MagmaMenu

Hélène Cixous


Biography

Hélène Cixous (b. 1937, Oran, Algeria) is a French feminist writer, playwright, and philosopher born to a French-German-Jewish father and a Sephardic Spanish-German-Jewish mother, who grew up in colonial Algeria. She studied literature in France and received her Doctorat d'État in 1968. She co-founded the experimental Université de Paris VIII (Vincennes) following the events of May 1968 and established there the first doctoral program in Women's Studies in France.

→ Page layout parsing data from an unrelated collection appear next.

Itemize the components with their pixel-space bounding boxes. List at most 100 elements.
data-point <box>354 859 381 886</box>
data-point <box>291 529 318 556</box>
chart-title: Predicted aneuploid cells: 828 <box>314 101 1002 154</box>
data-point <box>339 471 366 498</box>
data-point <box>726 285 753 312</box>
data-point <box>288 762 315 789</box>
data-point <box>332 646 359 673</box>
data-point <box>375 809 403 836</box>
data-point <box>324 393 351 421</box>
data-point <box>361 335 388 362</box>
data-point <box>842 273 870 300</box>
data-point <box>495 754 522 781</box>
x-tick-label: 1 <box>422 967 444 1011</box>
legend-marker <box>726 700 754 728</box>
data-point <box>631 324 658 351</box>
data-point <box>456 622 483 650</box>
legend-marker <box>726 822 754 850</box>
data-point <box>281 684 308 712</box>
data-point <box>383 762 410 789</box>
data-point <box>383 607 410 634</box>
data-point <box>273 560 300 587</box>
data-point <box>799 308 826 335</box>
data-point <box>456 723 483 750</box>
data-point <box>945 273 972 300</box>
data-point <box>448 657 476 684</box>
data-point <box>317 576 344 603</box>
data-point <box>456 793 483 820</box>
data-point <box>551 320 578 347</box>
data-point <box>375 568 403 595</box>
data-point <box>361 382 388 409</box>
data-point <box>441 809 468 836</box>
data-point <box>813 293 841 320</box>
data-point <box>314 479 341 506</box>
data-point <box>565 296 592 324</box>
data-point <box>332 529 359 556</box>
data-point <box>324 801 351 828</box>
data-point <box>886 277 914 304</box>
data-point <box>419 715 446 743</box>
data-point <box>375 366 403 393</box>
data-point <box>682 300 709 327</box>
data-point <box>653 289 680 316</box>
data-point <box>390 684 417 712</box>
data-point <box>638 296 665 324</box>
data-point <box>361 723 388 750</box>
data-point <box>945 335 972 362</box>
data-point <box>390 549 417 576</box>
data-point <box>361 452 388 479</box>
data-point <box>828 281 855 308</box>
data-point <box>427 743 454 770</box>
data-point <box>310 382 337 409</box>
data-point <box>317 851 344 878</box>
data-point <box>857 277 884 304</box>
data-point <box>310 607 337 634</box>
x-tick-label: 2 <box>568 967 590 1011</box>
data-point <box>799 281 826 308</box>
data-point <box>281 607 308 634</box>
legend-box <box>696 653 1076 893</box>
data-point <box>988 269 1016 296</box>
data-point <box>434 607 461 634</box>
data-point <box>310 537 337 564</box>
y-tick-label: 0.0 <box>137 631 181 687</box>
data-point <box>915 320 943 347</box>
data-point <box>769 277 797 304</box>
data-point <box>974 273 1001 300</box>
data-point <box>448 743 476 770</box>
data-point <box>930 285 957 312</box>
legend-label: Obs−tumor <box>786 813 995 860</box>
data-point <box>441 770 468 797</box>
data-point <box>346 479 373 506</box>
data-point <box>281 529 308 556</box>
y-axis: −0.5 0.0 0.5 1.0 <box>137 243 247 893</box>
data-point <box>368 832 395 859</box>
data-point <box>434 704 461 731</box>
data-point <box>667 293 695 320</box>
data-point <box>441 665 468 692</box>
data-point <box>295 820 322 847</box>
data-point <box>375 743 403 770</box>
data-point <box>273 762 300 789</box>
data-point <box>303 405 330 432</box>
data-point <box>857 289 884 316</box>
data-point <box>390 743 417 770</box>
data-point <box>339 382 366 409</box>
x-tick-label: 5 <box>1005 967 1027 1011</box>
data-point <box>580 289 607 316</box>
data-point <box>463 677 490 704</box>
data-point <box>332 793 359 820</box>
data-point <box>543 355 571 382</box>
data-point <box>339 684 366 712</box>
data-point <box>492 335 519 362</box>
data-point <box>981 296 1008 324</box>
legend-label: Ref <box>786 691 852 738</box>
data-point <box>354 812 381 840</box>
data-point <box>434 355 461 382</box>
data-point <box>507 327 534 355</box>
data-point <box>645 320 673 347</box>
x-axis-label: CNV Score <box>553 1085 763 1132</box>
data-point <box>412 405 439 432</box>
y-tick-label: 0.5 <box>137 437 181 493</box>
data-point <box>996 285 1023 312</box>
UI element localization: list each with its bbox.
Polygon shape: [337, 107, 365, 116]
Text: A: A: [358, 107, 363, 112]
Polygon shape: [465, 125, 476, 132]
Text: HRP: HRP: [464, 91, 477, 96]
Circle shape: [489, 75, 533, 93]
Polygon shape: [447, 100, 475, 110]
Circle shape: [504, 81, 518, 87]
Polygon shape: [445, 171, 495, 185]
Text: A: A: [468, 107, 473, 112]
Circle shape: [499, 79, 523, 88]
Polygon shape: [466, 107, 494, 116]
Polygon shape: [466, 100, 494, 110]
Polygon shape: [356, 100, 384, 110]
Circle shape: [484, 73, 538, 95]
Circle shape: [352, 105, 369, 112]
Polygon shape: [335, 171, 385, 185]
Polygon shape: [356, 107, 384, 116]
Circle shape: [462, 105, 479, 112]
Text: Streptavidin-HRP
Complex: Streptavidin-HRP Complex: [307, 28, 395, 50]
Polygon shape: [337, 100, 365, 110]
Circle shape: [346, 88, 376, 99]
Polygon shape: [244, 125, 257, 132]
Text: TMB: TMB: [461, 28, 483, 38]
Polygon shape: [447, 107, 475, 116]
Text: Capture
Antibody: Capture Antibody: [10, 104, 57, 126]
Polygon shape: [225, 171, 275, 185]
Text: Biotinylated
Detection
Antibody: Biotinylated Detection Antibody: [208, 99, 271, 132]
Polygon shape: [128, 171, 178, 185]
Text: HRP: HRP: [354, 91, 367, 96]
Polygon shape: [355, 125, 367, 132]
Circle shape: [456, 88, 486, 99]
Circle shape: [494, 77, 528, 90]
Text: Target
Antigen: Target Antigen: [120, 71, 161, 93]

Her essay Le Rire de la Méduse (The Laugh of the Medusa, 1975) is among the foundational texts of feminist theory in the French tradition, calling for a "feminine writing" (écriture féminine) that would disrupt the phallogocentric order of language by introducing the specificity of the woman's body and desire into the text. Her theoretical work — alongside Luce Irigaray and Julia Kristeva — constitutes one of the central strands of French feminist thought. Her fiction and autobiography, spanning more than fifty books, include Dedans (prix Médicis, 1969), Portrait de Dora (1976), and L'Amour même dans la boîte aux lettres (2005). Her long collaboration with the director Ariane Mnouchkine and the Théâtre du Soleil produced major historical plays including L'Histoire terrible mais inachevée de Norodom Sihanouk, Roi du Cambodge (1985) and L'Indiade (1987). She has received honorary doctorates from universities across the world and her work has been translated into many languages.